Blogging strike!

The last days I have been on a blogging strike. Unfortunately, I don’t think anybody noticed. The strike is against too much nonsense on the internet, and in particular in mainstream media. So was one of the latest articles: “Breaking News – Hamster returns happy and healthy after two days disappearance”, it was a bit of a piss-take.
Slightly Paris Hilton like.
But again, big astonishment as nobody noticed.
Sometimes my science degree just breaks through – I can’t bear long articles with hardly any content nor intelligent thoughts. That’s probably why I hate Sunday papers – there are just too many words padded around the gist of an article, it’s so annoying.
If I ever meet George Orwell in any anarchist afterlife, which is very unlikely because of the reason that anarchists don’t believe in an afterlife, I am going to hold him to account about stressing the beauty of the English language aspect too much in his “Why I write” article, pointing out how much miserable content it caused me to ignore at least in The Guardian and The Observer.
Not sure if it would be possible to blame him also for the editorial policy of our student newspaper. They just won some awards at the Sunday Herald competition, and actually, I would really love to know how they have done it without bribing anybody.
I chickened out in about February after they begged me to write as much news as possible in December, and I wrote about four or five stories about some international student protests, some in Greece, one in Germany, and one in Cameroon/Ambazonia, one travel article about Nuremberg and then I got behind with the John Pilger review of his DVD boxset.
All these stories were dropped, the December edition was never printed and I was never given a reason nor any notice about it, and in the next edition, they just printed a complaint of a student that there weren’t enough news stories relating to our local university in it. Aaargh. There never were any editorial meetings of the student newspaper either, it was said that that’s not how it works in real life. I beg to differ. Not every student newspaper needs to model itself on the Edinburgh Evening News/The Scotsman.

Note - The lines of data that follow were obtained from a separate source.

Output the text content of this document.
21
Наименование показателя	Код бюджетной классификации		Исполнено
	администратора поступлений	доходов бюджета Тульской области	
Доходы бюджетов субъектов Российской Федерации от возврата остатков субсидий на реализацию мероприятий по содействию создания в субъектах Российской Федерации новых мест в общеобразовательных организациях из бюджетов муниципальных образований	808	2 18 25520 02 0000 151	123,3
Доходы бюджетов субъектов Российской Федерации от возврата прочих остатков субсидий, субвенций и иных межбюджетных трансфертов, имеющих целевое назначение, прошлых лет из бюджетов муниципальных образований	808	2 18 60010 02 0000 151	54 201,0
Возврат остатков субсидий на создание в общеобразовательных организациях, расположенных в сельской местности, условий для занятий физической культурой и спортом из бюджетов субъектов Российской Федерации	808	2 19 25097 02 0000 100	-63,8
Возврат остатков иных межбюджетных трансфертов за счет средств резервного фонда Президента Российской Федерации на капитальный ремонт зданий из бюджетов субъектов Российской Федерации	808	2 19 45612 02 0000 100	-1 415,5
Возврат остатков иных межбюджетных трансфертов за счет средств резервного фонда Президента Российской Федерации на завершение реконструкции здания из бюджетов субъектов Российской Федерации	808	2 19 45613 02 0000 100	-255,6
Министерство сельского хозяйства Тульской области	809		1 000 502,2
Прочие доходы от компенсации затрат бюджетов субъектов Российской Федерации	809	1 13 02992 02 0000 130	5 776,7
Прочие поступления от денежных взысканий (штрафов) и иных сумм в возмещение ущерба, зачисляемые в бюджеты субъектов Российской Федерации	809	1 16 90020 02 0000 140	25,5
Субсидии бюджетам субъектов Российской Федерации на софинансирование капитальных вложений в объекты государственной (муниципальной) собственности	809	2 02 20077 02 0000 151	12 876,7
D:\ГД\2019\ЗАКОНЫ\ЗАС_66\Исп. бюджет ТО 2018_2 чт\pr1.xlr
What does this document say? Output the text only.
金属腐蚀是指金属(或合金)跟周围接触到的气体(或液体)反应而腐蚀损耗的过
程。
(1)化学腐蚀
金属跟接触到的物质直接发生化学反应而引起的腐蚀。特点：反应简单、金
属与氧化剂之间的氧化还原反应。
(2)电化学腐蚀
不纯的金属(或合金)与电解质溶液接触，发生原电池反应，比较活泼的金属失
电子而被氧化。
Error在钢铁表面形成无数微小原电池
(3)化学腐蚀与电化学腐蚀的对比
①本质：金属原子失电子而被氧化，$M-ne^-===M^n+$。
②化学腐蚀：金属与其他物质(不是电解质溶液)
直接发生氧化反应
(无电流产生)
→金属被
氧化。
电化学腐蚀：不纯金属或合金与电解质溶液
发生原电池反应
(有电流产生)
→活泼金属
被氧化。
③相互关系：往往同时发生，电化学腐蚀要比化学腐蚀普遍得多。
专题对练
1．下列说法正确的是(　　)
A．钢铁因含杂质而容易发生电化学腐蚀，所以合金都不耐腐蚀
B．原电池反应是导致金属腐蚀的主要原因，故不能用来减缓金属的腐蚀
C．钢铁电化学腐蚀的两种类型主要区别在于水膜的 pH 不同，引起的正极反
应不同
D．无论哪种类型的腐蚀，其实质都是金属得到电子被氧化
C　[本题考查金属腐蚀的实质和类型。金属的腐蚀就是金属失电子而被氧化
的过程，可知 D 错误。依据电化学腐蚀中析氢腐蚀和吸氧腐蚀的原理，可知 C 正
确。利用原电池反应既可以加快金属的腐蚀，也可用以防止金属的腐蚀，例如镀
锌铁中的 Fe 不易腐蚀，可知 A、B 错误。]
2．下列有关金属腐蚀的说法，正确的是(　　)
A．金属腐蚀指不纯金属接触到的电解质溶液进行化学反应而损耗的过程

So it was at least good to meet Irfan at the NUJ conference and hear that he had the same problem of his international and foreign reports getting dropped from the student press, too.
I am not sure why they dropped the Nuremberg travel story, probably because there was too much about the holocaust and the city’s history in it; it seems the travel sections only like good and positive stories, not the gritty, grey and dark corners of the world. Apart from that, I did a lot of research on it which I hoped to get displayed in extra little summary boxes, but our student newspaper was notoriously bad with layout and seemed to lose any information not displayed in whole sentences in article form. They even managed to print a review about a book without mentioning the title. I am unsure though if it was deliberate or not, as the title was “Get a fucking job”, and they might not have wanted to print the swearing.
So that’s the basic reason why I can’t send any articles off this year to any student media awards competition like the Guardian one. I would not mind putting in for the new podcast or the video category, especially now as the new little video: “How to catch a lost hamster” is finished.
It’s just uploading onto FourDocs and then I’ll upload it here and on Current TV, too.
But, like the CNN Blog awards, the terms and conditions exclude me once again, if it isn’t the age restriction, then it’s the condition to have to be a full-time student. Or to have at least three articles of each category in the student press.
So the only category I could make this year is this website (damn the design) – oh yeah, to complete the moan, the editor of our student media did not let me do the website for the paper either, as he prefered to put the paper out just as pdf documents. And also the uni does not trust students with access to the server in the capacity of installing and maintaining content management systems and database-driven, interactive web solutions, which would be necessary for a proper student newspaper archive with pictures and community function.
I could though try to put in for the reviews section – complete with the chopped book title article, but then “the Beauty of the English language” gets me kicked instantly.
Another problem is that the student paper has to offer both the postgraduates and the undergraduates a possibility to publish, and this isn’t easy because of the huge age gap. So, often the articles by and for undergraduates just seem so silly to the postgraduates, and the articles we write are probably too serious and boring for the youngsters.